The triangular numbers as you defined them form column$~2$ of Pascal's triangle (which I'm thinking of as having its left edge vertical), with indexing starting such that $T_0$ is the entry $\binom12=0$ just above the right edge. For finding the coefficients of $(1-x)^{-3}$, it is useful to use the convention of extending the definition of binomial coefficients to arbitrary upper indices by setting $$ \binom ak=\frac{a(a-1)\ldots(a-k+1)}{k!}, $$ which is motivated in large part by the fact that the binomial formula generalises as (formal) power series: $$ (1+X)^a=\sum_{k=0}^\infty\binom akX^k \qquad\text{for all $a$.} $$ For $a=-3$ on gets the coefficients of $(1-x)^{-3}$ as $(-1)^k\binom{-3}k$ for $k\geq0$. Now from the definition above one gets $$ (-1)^k\binom{-n}k=(-1)^k\frac{(-n)(-n-1)\ldots(-n-k+1)}{k!} =\frac{n(n+1)\ldots(n+k-1)}{k!}=\binom{n+k-1}k $$ which explains why negative binomial powers are usually written for $1-x$ rather than for $1+x$: the binomial coefficients with negative upper index have alternating signs, which the $(-1)^k$ nicely cancels out. If the upper index $-n$ was a negative integer, then it is possible and often useful to apply symmetry of binomial coefficients to the final expression above, giving $$ (-1)^k\binom{-n}k=\binom{n+k-1}k=\binom{n+k-1}{n-1} $$ so that row$~-n$ of Pascal's "triangle", after throwing out the alternating signs, becomes column$~n-1$, starting from the entry $\binom{n-1}{n-1}$ on the right edge of the triangle.

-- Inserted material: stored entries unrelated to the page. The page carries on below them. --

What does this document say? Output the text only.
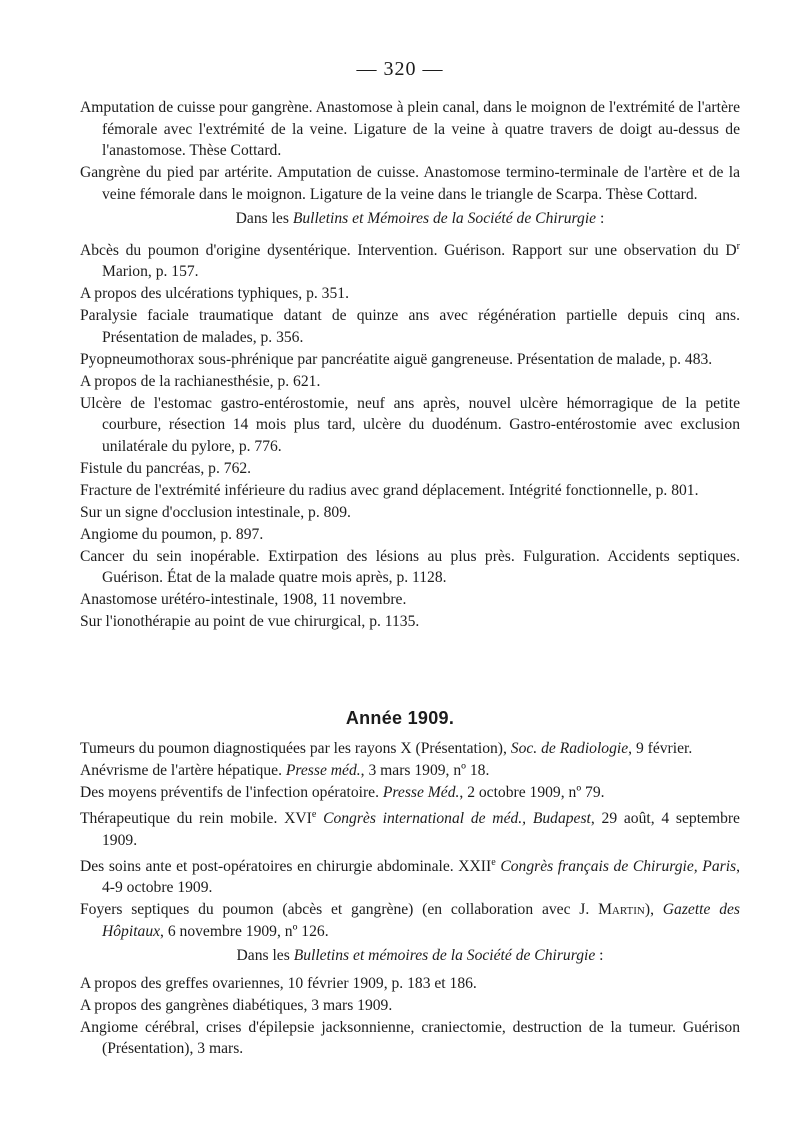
— 320 —

Amputation de cuisse pour gangrène. Anastomose à plein canal, dans le moignon de l'extrémité de l'artère fémorale avec l'extrémité de la veine. Ligature de la veine à quatre travers de doigt au-dessus de l'anastomose. Thèse Cottard.

Gangrène du pied par artérite. Amputation de cuisse. Anastomose termino-terminale de l'artère et de la veine fémorale dans le moignon. Ligature de la veine dans le triangle de Scarpa. Thèse Cottard.

Dans les Bulletins et Mémoires de la Société de Chirurgie :

Abcès du poumon d'origine dysentérique. Intervention. Guérison. Rapport sur une observation du $D^r$ Marion, p. 157.

A propos des ulcérations typhiques, p. 351.

Paralysie faciale traumatique datant de quinze ans avec régénération partielle depuis cinq ans. Présentation de malades, p. 356.

Pyopneumothorax sous-phrénique par pancréatite aiguë gangreneuse. Présentation de malade, p. 483.

A propos de la rachianesthésie, p. 621.

Ulcère de l'estomac gastro-entérostomie, neuf ans après, nouvel ulcère hémorragique de la petite courbure, résection 14 mois plus tard, ulcère du duodénum. Gastro-entérostomie avec exclusion unilatérale du pylore, p. 776.

Fistule du pancréas, p. 762.

Fracture de l'extrémité inférieure du radius avec grand déplacement. Intégrité fonctionnelle, p. 801.

Sur un signe d'occlusion intestinale, p. 809.

Angiome du poumon, p. 897.

Cancer du sein inopérable. Extirpation des lésions au plus près. Fulguration. Accidents septiques. Guérison. État de la malade quatre mois après, p. 1128.

Anastomose urétéro-intestinale, 1908, 11 novembre.

Sur l'ionothérapie au point de vue chirurgical, p. 1135.

Année 1909.

Tumeurs du poumon diagnostiquées par les rayons X (Présentation), Soc. de Radiologie, 9 février.

Anévrisme de l'artère hépatique. Presse méd., 3 mars 1909, nº 18.

Des moyens préventifs de l'infection opératoire. Presse Méd., 2 octobre 1909, nº 79.

Thérapeutique du rein mobile. XVIe Congrès international de méd., Budapest, 29 août, 4 septembre 1909.

Des soins ante et post-opératoires en chirurgie abdominale. XXIIe Congrès français de Chirurgie, Paris, 4-9 octobre 1909.

Foyers septiques du poumon (abcès et gangrène) (en collaboration avec J. Martin), Gazette des Hôpitaux, 6 novembre 1909, nº 126.

Dans les Bulletins et mémoires de la Société de Chirurgie :

A propos des greffes ovariennes, 10 février 1909, p. 183 et 186.

A propos des gangrènes diabétiques, 3 mars 1909.

Angiome cérébral, crises d'épilepsie jacksonnienne, craniectomie, destruction de la tumeur. Guérison (Présentation), 3 mars.
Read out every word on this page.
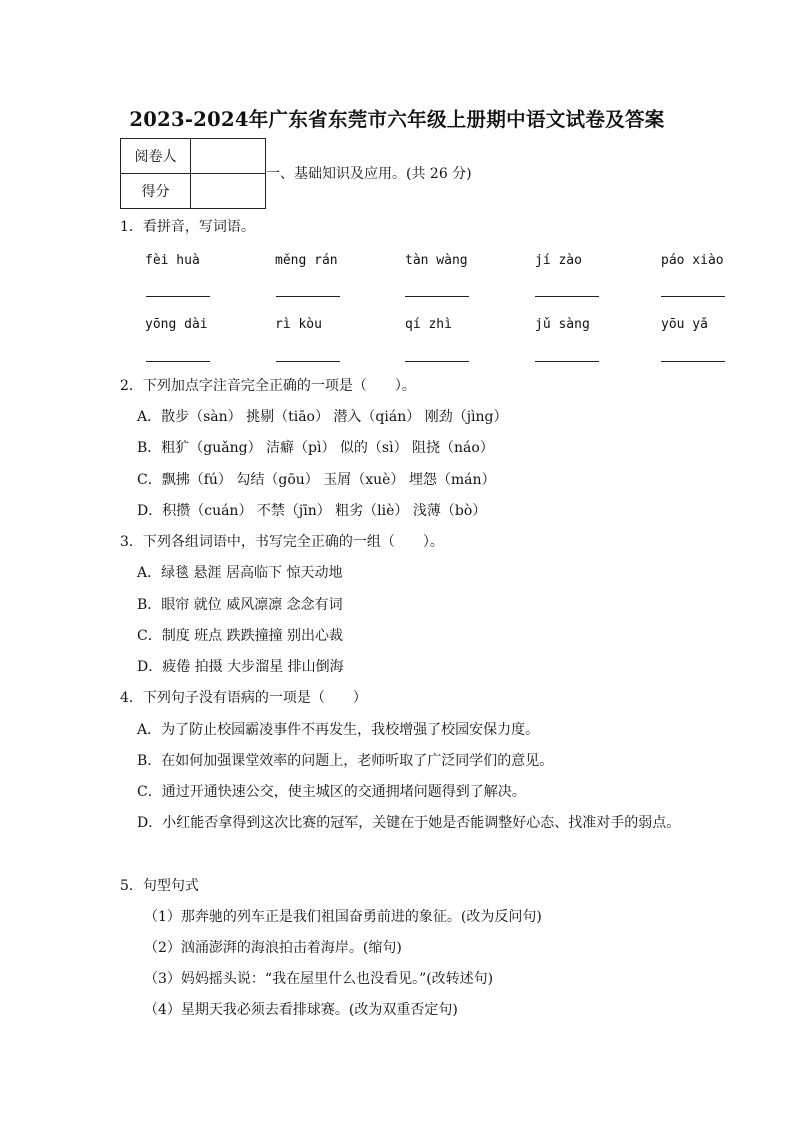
2023-2024年广东省东莞市六年级上册期中语文试卷及答案
阅卷人	
得分	
一、基础知识及应用。(共 26 分)
1．看拼音，写词语。
fèi huà	měng rán	tàn wàng	jí zào	páo xiào
yōng dài	rì kòu	qí zhì	jǔ sàng	yōu yǎ
2．下列加点字注音完全正确的一项是（　　）。
A．散步（sàn） 挑剔（tiāo） 潜入（qián） 刚劲（jìng）
B．粗犷（guǎng） 洁癖（pì） 似的（sì） 阻挠（náo）
C．飘拂（fú） 勾结（gōu） 玉屑（xuè） 埋怨（mán）
D．积攒（cuán） 不禁（jīn） 粗劣（liè） 浅薄（bò）
3．下列各组词语中，书写完全正确的一组（　　）。
A．绿毯 悬涯 居高临下 惊天动地
B．眼帘 就位 威风凛凛 念念有词
C．制度 班点 跌跌撞撞 别出心裁
D．疲倦 拍摄 大步溜星 排山倒海
4．下列句子没有语病的一项是（　　）
A．为了防止校园霸凌事件不再发生，我校增强了校园安保力度。
B．在如何加强课堂效率的问题上，老师听取了广泛同学们的意见。
C．通过开通快速公交，使主城区的交通拥堵问题得到了解决。
D．小红能否拿得到这次比赛的冠军，关键在于她是否能调整好心态、找准对手的弱点。
5．句型句式
（1）那奔驰的列车正是我们祖国奋勇前进的象征。(改为反问句)
（2）汹涌澎湃的海浪拍击着海岸。(缩句)
（3）妈妈摇头说：“我在屋里什么也没看见。”(改转述句)
（4）星期天我必须去看排球赛。(改为双重否定句)
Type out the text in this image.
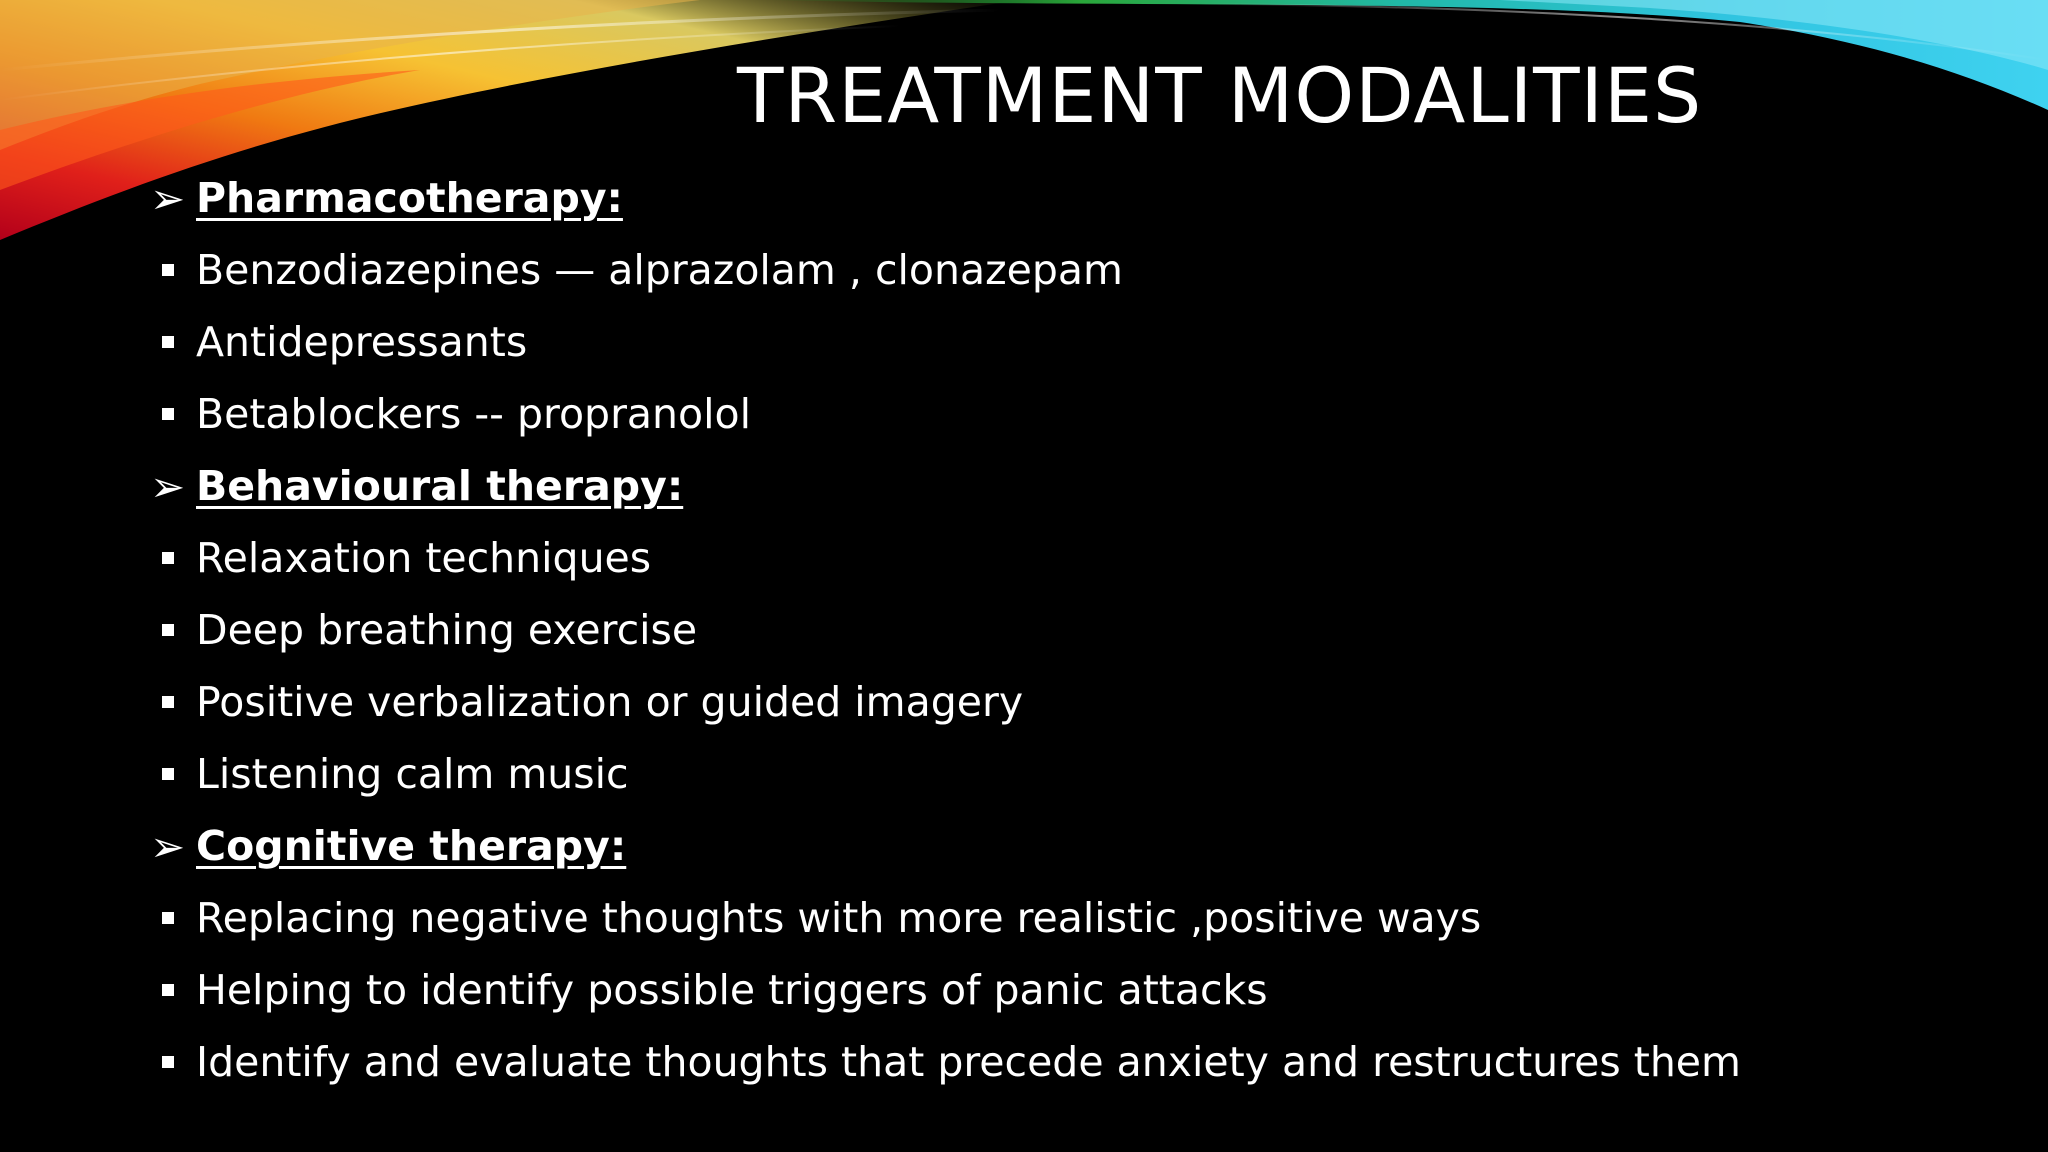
TREATMENT MODALITIES
➢ Pharmacotherapy:
Benzodiazepines — alprazolam , clonazepam
Antidepressants
Betablockers -- propranolol
➢ Behavioural therapy:
Relaxation techniques
Deep breathing exercise
Positive verbalization or guided imagery
Listening calm music
➢ Cognitive therapy:
Replacing negative thoughts with more realistic ,positive ways
Helping to identify possible triggers of panic attacks
Identify and evaluate thoughts that precede anxiety and restructures them
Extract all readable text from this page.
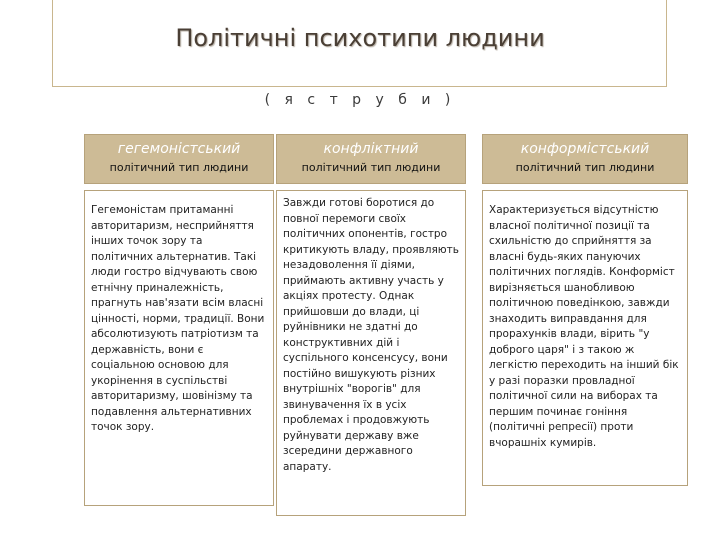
Політичні психотипи людини
( я с т р у б и )
гегемоністський
політичний тип людини
Гегемоністам притаманні авторитаризм, несприйняття інших точок зору та політичних альтернатив. Такі люди гостро відчувають свою етнічну приналежність, прагнуть нав'язати всім власні цінності, норми, традиції. Вони абсолютизують патріотизм та державність, вони є соціальною основою для укорінення в суспільстві авторитаризму, шовінізму та подавлення альтернативних точок зору.
конфліктний
політичний тип людини
Завжди готові боротися до повної перемоги своїх політичних опонентів, гостро критикують владу, проявляють незадоволення її діями, приймають активну участь у акціях протесту. Однак прийшовши до влади, ці руйнівники не здатні до конструктивних дій і суспільного консенсусу, вони постійно вишукують різних внутрішніх "ворогів" для звинувачення їх в усіх проблемах і продовжують руйнувати державу вже зсередини державного апарату.
конформістський
політичний тип людини
Характеризується відсутністю власної політичної позиції та схильністю до сприйняття за власні будь-яких пануючих політичних поглядів. Конформіст вирізняється шанобливою політичною поведінкою, завжди знаходить виправдання для прорахунків влади, вірить "у доброго царя" і з такою ж легкістю переходить на інший бік у разі поразки провладної політичної сили на виборах та першим починає гоніння (політичні репресії) проти вчорашніх кумирів.
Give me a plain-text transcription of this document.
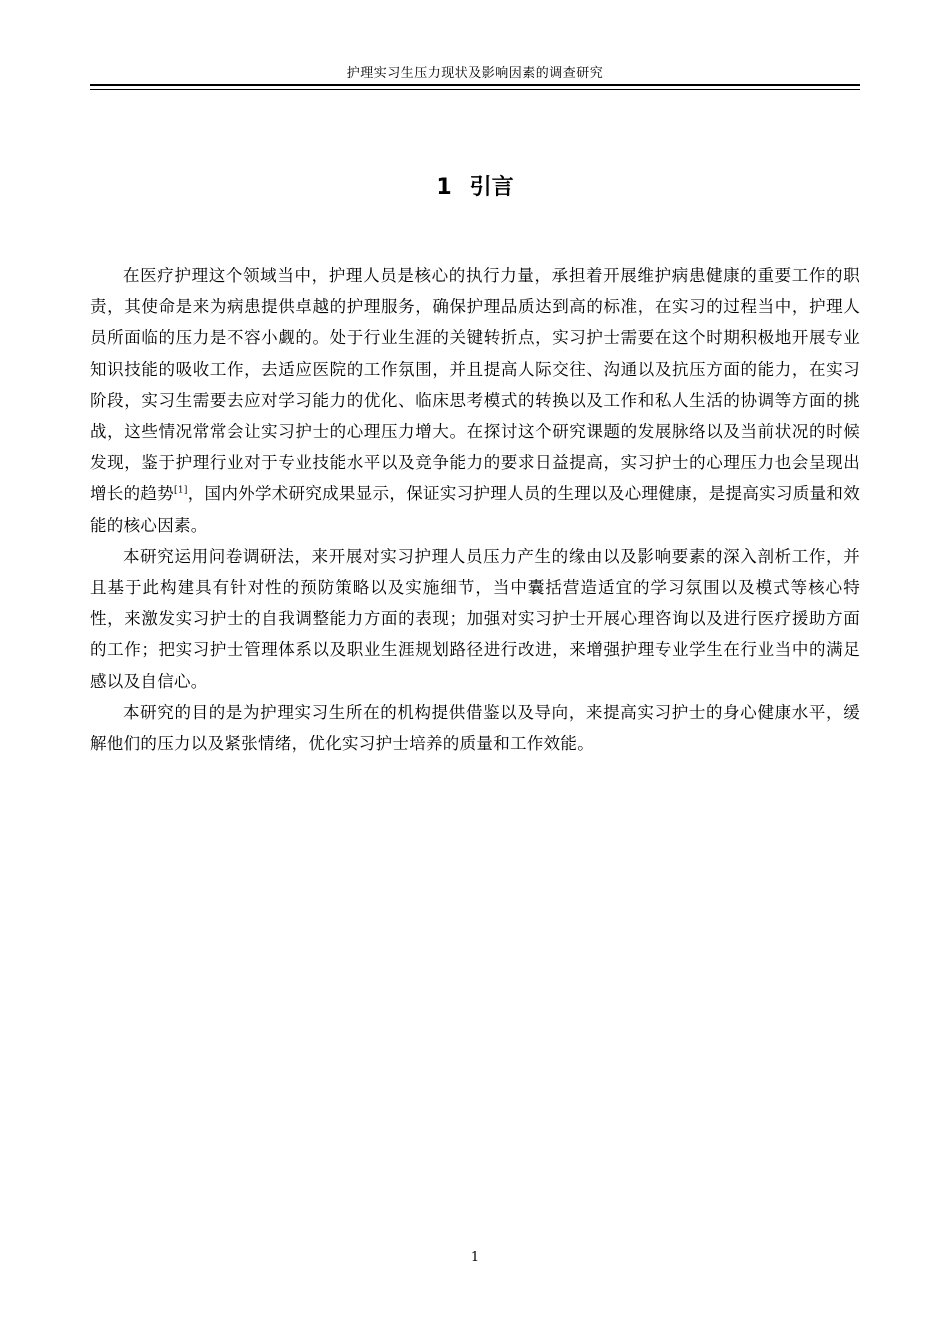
护理实习生压力现状及影响因素的调查研究
1 引言

在医疗护理这个领域当中，护理人员是核心的执行力量，承担着开展维护病患健康的重要工作的职责，其使命是来为病患提供卓越的护理服务，确保护理品质达到高的标准，在实习的过程当中，护理人员所面临的压力是不容小觑的。处于行业生涯的关键转折点，实习护士需要在这个时期积极地开展专业知识技能的吸收工作，去适应医院的工作氛围，并且提高人际交往、沟通以及抗压方面的能力，在实习阶段，实习生需要去应对学习能力的优化、临床思考模式的转换以及工作和私人生活的协调等方面的挑战，这些情况常常会让实习护士的心理压力增大。在探讨这个研究课题的发展脉络以及当前状况的时候发现，鉴于护理行业对于专业技能水平以及竞争能力的要求日益提高，实习护士的心理压力也会呈现出增长的趋势[1]，国内外学术研究成果显示，保证实习护理人员的生理以及心理健康，是提高实习质量和效能的核心因素。

本研究运用问卷调研法，来开展对实习护理人员压力产生的缘由以及影响要素的深入剖析工作，并且基于此构建具有针对性的预防策略以及实施细节，当中囊括营造适宜的学习氛围以及模式等核心特性，来激发实习护士的自我调整能力方面的表现；加强对实习护士开展心理咨询以及进行医疗援助方面的工作；把实习护士管理体系以及职业生涯规划路径进行改进，来增强护理专业学生在行业当中的满足感以及自信心。

本研究的目的是为护理实习生所在的机构提供借鉴以及导向，来提高实习护士的身心健康水平，缓解他们的压力以及紧张情绪，优化实习护士培养的质量和工作效能。

1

[Please be warned that the symmetry law applied only holds for the non-extended binomial coefficients, those with non-negative integer indices; whence the restriction to $-n$ being a negative integer, so that one has $n+k-1\in\mathbf N$ for all $k\in\mathbf N$, and symmetry applies.]

All this is general, and often useful. In the case of the coefficients of $(1-x)^{-3}$ it gives then as $$ (-1)^k\binom{-3}k = \binom{3+k-1}{3-1} = \binom{k+2}2=T_{k+1}. $$

The above indicates that you can also get the coefficients of $(1-x)^{-4}$ as the tetrahedral numbers $\binom{k+3}3$, which are sums $\sum_{i=2}^{k+2}\binom i2$ of triangular numbers, and so forth.

I'll add a final remark. For $n=1$ the binomial power series gives $(1-X)^{-1}=\sum_{i\geq0}X^i$ . One can therefore interpret the coefficient $(-1)^k\binom{-n}k$ of $X^k$ in $(1-X)^{-n}$ as the coefficient of $X^k$ in $(\sum_{i\geq0}X^i)^n$. Combinatorially, this is the number of ways to write $k=i_1+\cdots+i_n$ as a sum of $n$ non-negative integers (which pick out the powers of $X$ in each factor to obtain a term $X^k$ in the product). The fact that this number equals $\binom{n+k-1}{n-1}$ can be understood by imagining writing down $n+k-1$ vertical strokes and choosing any $n-1$ of them which are turned into "$+$" signs; this gives such a sum by interpreting the remaining $k$ vertical strokes as tally marks each contributing to one of the $i_j$. An equivalent interpretation is to see it as the number of ways to choose $k$ items out of a set of $n$ options, with repetitions allowed: the items are the units (tally marks) in the sum, and the options are the $n$ terms $i_1,\ldots,i_n$ that they can contribute to. In this setting the argument that shows that the number is a binomial coefficient is sometimes referred to as "stars and bars".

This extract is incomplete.